The media played its part too. The Sun, for instance, ran a front-page campaign headlined “Save Our Bets” that urged Reeves to “shelve crackdown on fun”. The Sun Bingo website’s revenues from its shared betting partnership with the gambling software company Playtech increased 7% to €78.9m (£69.4m) last year. SunBets is to be relaunched next year.
Is there some truth in industry warnings?
Yes. First, the illicit market isn’t a total paper tiger. It is growing and there is some reason to believe that raising taxes too steeply risks contributing to that.
Alun Bowden, a leading industry analyst at Eilers & Krejcik Gaming, explains that one of the biggest pulls for customers is being offered “bonuses”, such as free bets given on opening an account.
“It’s the main way of attracting and retaining players. It’s buy one get one free at Tesco, or the loyalty card at Pret,” he says.
These “free” bets aren’t customers’ real cash, they are notional “house” money. However, when punters lose these bets, the sums still count towards the duties levied on operators.
“[If taxes rise] the sensible thing is to slash that bonus because you’re giving more of your own money to the government. The black market would not do that. If anything they’d increase it.”
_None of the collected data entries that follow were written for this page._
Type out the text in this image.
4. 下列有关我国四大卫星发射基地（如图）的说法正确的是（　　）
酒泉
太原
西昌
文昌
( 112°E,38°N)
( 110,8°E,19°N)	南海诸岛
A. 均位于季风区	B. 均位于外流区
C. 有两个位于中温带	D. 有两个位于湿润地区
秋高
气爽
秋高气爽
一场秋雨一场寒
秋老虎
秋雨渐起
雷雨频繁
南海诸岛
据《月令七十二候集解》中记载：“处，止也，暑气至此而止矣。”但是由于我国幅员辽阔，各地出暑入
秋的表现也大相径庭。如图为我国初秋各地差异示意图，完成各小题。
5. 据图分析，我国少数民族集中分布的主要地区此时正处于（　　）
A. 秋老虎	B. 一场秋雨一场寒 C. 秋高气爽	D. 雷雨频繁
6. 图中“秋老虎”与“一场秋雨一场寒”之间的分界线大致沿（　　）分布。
This, says Bowden, means that the threat of an exodus to the parallel market cannot be ignored. “It’ll happen slowly and then all at once,” he says, addding that it is also true that there is a level of tax that would result in a much smaller online gambling industry, or even wipe out profitability. For RGD, Bowden says, this falls somewhere between 35% and 40%.
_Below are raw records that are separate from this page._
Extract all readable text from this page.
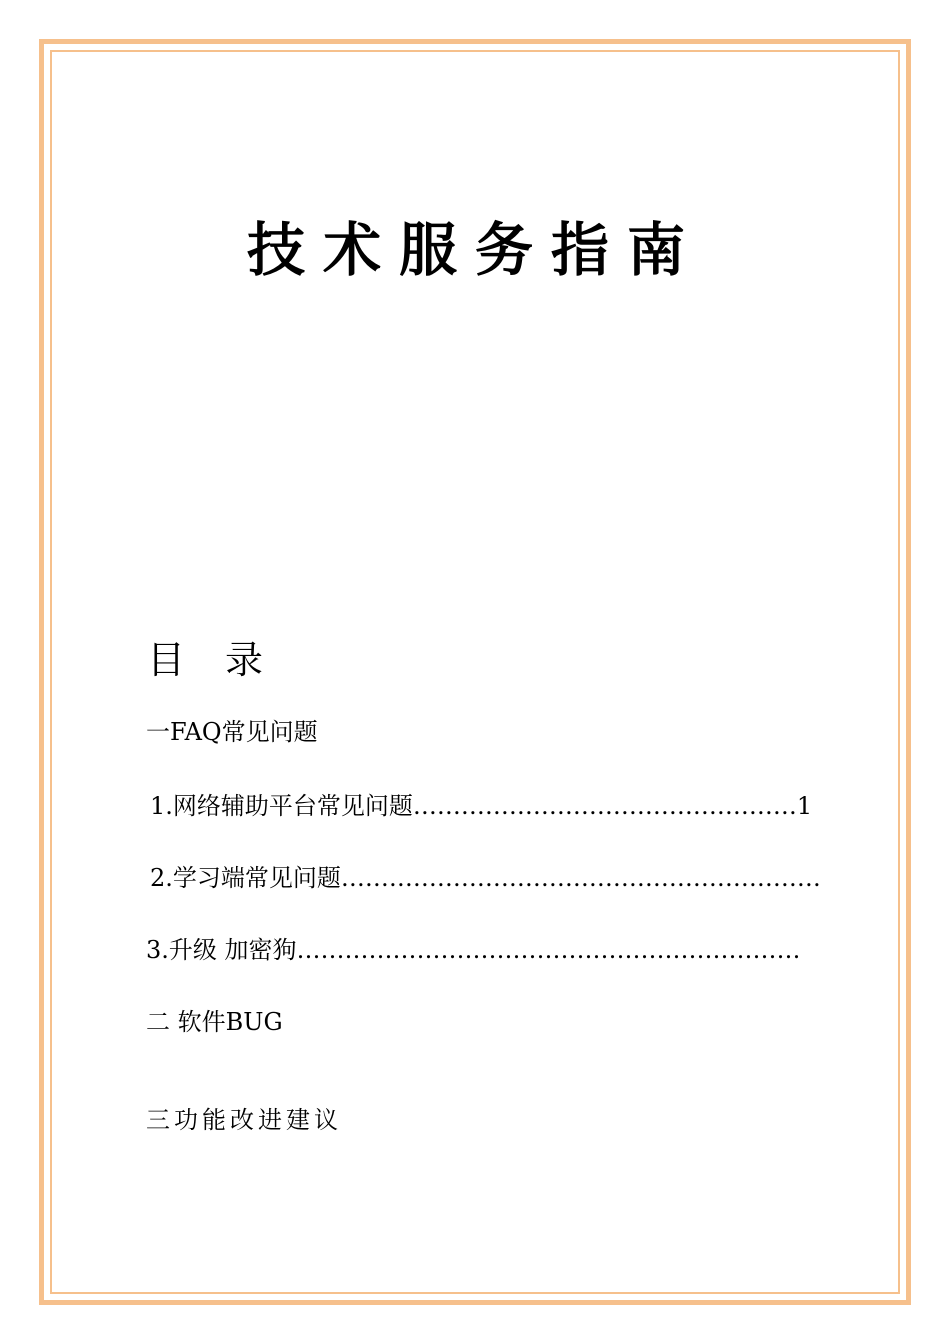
技术服务指南
目 录
一FAQ常见问题
1.网络辅助平台常见问题…………………………………………1
2.学习端常见问题……………………………………………………
3.升级 加密狗………………………………………………………
二 软件BUG
三功能改进建议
There are undoubtedly many people who campaign for gambling reform who would be happy to see a smaller UK industry.
What about horse racing?
Horse racing relies heavily on income from bookmakers, through media rights deals, fees for data, and the horse racing levy, worth about £100m a year (effectively an extra 10% tax on racing bet income). Both the SMF and IPPR have recommended a carve-out for horse racing that would mean lower duties and mitigation measures. The SMF recommended increasing the levy to mitigate any negative consequences.
Elements of the horse racing industry, many of whom have no affection for online casino games, have broken ranks with the bookies, saying they would be happy with higher duties on that part of the industry, as long as they are left alone. Thebookmakers argue you cannot separate the two like that. If their income is curbed, they will have less to contribute to racing through media rights deals, so racing will suffer.
What will happen?
Chatter in the industry and in Westminster suggests the Treasury will probably end up opting for a middle ground, raising between £1bn and £2bn without triggering significant job cuts.
Most of the rise will probably apply to RGD, given the relative unpopularity of online casino and slot machines games with the general public. To raise an extra £1bn without increasing GBD), RGD and MGD would have to go up by more than 10 percentage points each.